Ralph Cotter is a career criminal who escapes from prison and then murders his partner-in-crime. Along the way, he attempts to woo his ex-partner's sister by threatening to expose her role in his escape. Cotter quickly gets back into the crime business—only to be shaken down by corrupt local cops. Then when he turns the tables on them, his real troubles have only started.

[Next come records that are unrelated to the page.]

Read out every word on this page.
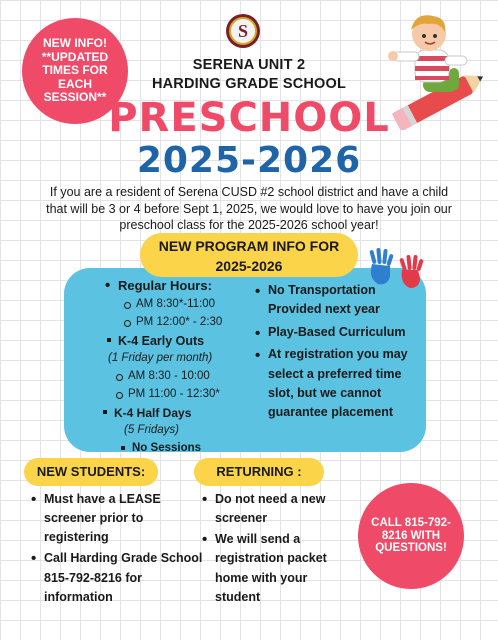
NEW INFO! **UPDATED TIMES FOR EACH SESSION**
S
SERENA UNIT 2
HARDING GRADE SCHOOL
PRESCHOOL
2025-2026
If you are a resident of Serena CUSD #2 school district and have a child that will be 3 or 4 before Sept 1, 2025, we would love to have you join our preschool class for the 2025-2026 school year!
NEW PROGRAM INFO FOR
2025-2026
• Regular Hours:
AM 8:30*-11:00
PM 12:00* - 2:30
K-4 Early Outs
(1 Friday per month)
AM 8:30 - 10:00
PM 11:00 - 12:30*
K-4 Half Days
(5 Fridays)
No Sessions
• No Transportation Provided next year
• Play-Based Curriculum
• At registration you may select a preferred time slot, but we cannot guarantee placement
NEW STUDENTS:	RETURNING :
• Must have a LEASE screener prior to registering
• Call Harding Grade School 815-792-8216 for information
• Do not need a new screener
• We will send a registration packet home with your student
CALL 815-792-8216 WITH QUESTIONS!
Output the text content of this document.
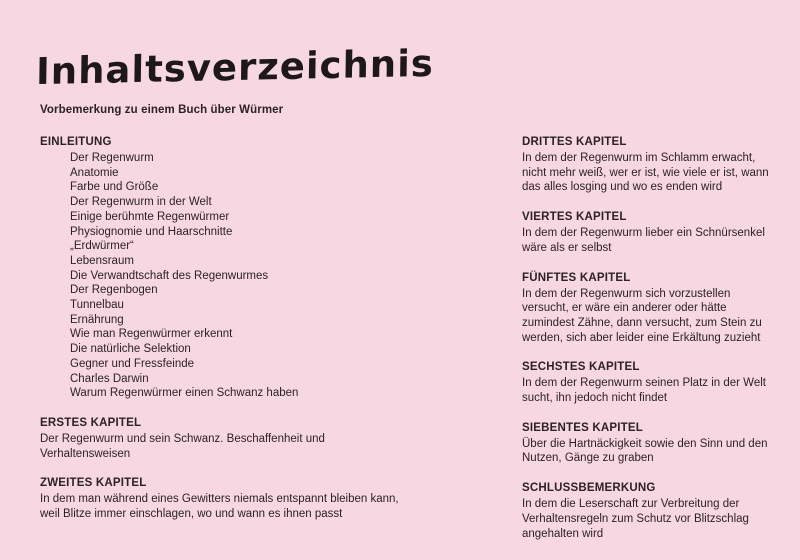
Inhaltsverzeichnis

Vorbemerkung zu einem Buch über Würmer

EINLEITUNG
Der Regenwurm
Anatomie
Farbe und Größe
Der Regenwurm in der Welt
Einige berühmte Regenwürmer
Physiognomie und Haarschnitte
„Erdwürmer“
Lebensraum
Die Verwandtschaft des Regenwurmes
Der Regenbogen
Tunnelbau
Ernährung
Wie man Regenwürmer erkennt
Die natürliche Selektion
Gegner und Fressfeinde
Charles Darwin
Warum Regenwürmer einen Schwanz haben
ERSTES KAPITEL

Der Regenwurm und sein Schwanz. Beschaffenheit und Verhaltensweisen

ZWEITES KAPITEL

In dem man während eines Gewitters niemals entspannt bleiben kann, weil Blitze immer einschlagen, wo und wann es ihnen passt

DRITTES KAPITEL

In dem der Regenwurm im Schlamm erwacht, nicht mehr weiß, wer er ist, wie viele er ist, wann das alles losging und wo es enden wird

VIERTES KAPITEL

In dem der Regenwurm lieber ein Schnürsenkel wäre als er selbst

FÜNFTES KAPITEL

In dem der Regenwurm sich vorzustellen versucht, er wäre ein anderer oder hätte zumindest Zähne, dann versucht, zum Stein zu werden, sich aber leider eine Erkältung zuzieht

SECHSTES KAPITEL

In dem der Regenwurm seinen Platz in der Welt sucht, ihn jedoch nicht findet

SIEBENTES KAPITEL

Über die Hartnäckigkeit sowie den Sinn und den Nutzen, Gänge zu graben

SCHLUSSBEMERKUNG

In dem die Leserschaft zur Verbreitung der Verhaltensregeln zum Schutz vor Blitzschlag angehalten wird
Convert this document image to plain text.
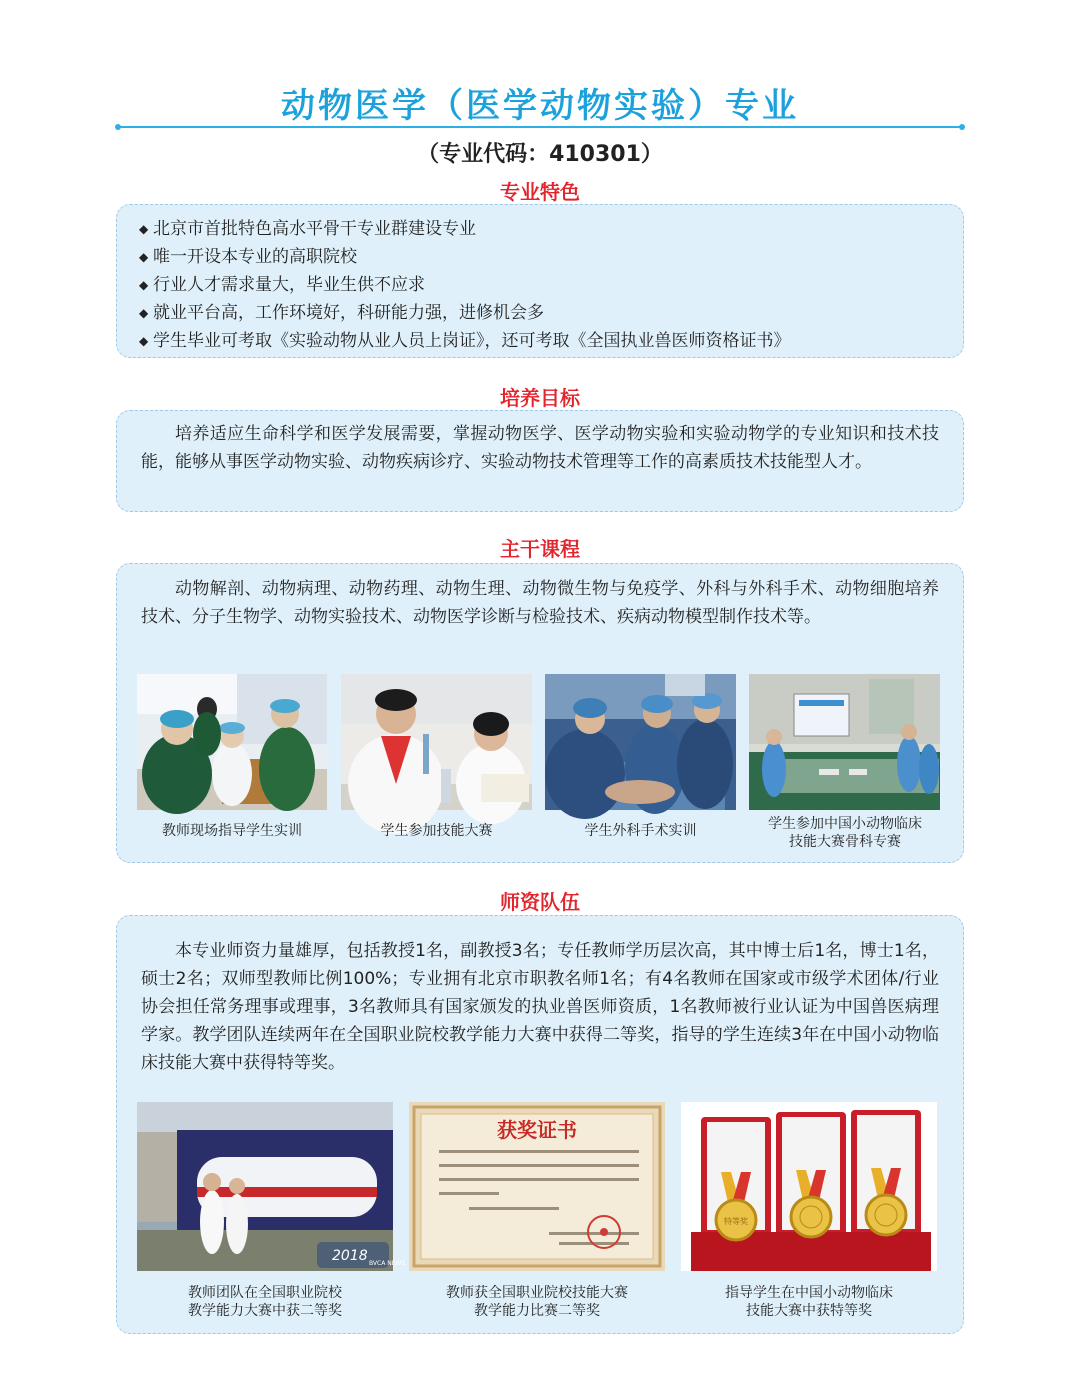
动物医学（医学动物实验）专业
（专业代码：410301）
专业特色
◆ 北京市首批特色高水平骨干专业群建设专业
◆ 唯一开设本专业的高职院校
◆ 行业人才需求量大，毕业生供不应求
◆ 就业平台高，工作环境好，科研能力强，进修机会多
◆ 学生毕业可考取《实验动物从业人员上岗证》，还可考取《全国执业兽医师资格证书》
培养目标

培养适应生命科学和医学发展需要，掌握动物医学、医学动物实验和实验动物学的专业知识和技术技能，能够从事医学动物实验、动物疾病诊疗、实验动物技术管理等工作的高素质技术技能型人才。

主干课程

动物解剖、动物病理、动物药理、动物生理、动物微生物与免疫学、外科与外科手术、动物细胞培养技术、分子生物学、动物实验技术、动物医学诊断与检验技术、疾病动物模型制作技术等。

教师现场指导学生实训	学生参加技能大赛	学生外科手术实训	学生参加中国小动物临床
技能大赛骨科专赛
师资队伍

本专业师资力量雄厚，包括教授1名，副教授3名；专任教师学历层次高，其中博士后1名，博士1名，硕士2名；双师型教师比例100%；专业拥有北京市职教名师1名；有4名教师在国家或市级学术团体/行业协会担任常务理事或理事，3名教师具有国家颁发的执业兽医师资质，1名教师被行业认证为中国兽医病理学家。教学团队连续两年在全国职业院校教学能力大赛中获得二等奖，指导的学生连续3年在中国小动物临床技能大赛中获得特等奖。

2018 BVCA NEWS
获奖证书
特等奖
教师团队在全国职业院校
教学能力大赛中获二等奖
教师获全国职业院校技能大赛
教学能力比赛二等奖
指导学生在中国小动物临床
技能大赛中获特等奖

The film was based on a novel by Horace McCoy which was published in 1948. It became a best seller. Humphrey Bogart and Robert Lord were interested in securing the film rights before the novel's publication. In November 1949 the film rights were sold to William Schiffrin, an independent producer. The February 1950 the Cagney brothers bought the film rights. In March 1950 Barbara Payton was cast. Helena Carter joined the cast in April. It was the first of four movies the Cagney brothers made for Warner Bros. James Cagney said he and his brother did a deal where they gave the banks the first five hundred thousand dollars the film made, in order to pay back debts from The Time of Your Lives. Filming began on 14 April 1950 at General Service Studios. The Cagneys liked Douglas' work and signed him to a multi picture contract.
Restoration / re-release
A restored version of the film was released in 2011. The film was restored by the UCLA Film & Television Archive in cooperation with Paramount Pictures, funded by the Packard Humanities Institute. The new print was made "from the original 35mm nitrate picture and track negatives and a 35mm safety print." The restoration premiered at the UCLA Festival of Preservation on March 14, 2011.
Reception
Critical response
The film, often compared unfavorably to White Heat, received mixed reviews. Fred Camper, film critic for The Chicago Reader, called the film misdirected, writing, "Gordon Douglas's direction is almost incoherent compared to Raoul Walsh's in White Heat, which features Cagney in a similar role; the compositions and camera movements, while momentarily effective, have little relationship to each other, and the film reads a bit like an orchestra playing without a conductor." Film critic Dennis Schwartz generally liked the film and wrote, "This is an energetic straightforward crime drama based on the book by Horace McCoy and the screen play, which hardly makes sense and is the root of the film's problems, is by Harry Brown. Gordon M. Douglas helms it by keeping it fast-paced, brutal and cynical, and lets star James Cagney pick up where he left off in the year earlier White Heat as an unsympathetic mad dog killer. This was an even tougher film, but the crowds did not respond to it as favorably as they did to White Heat." Filmink said "Both Payton and Carter are a little too attractive looking for pudgy old Cagney, who was pushing fifty at the time – did he ever play such a stud muffin? It’s the biggest flaw in an otherwise solid gangster story." While not regarded as favorably as White Heat, its lower budget and maze-like plot-lines involving crooked cops, two opposing women, economically-shot scenes going to and from small interior locations, and an array of twists and turns make it something the more action-packed and mainstream White Heat wasn't: a film noir. The outside marquee in the cult-famous movie theater scene in the horror movieMessiah of Evil bears this movie's title. This was the second James Cagney picture featuring William Frawley, the first being Something to Sing About.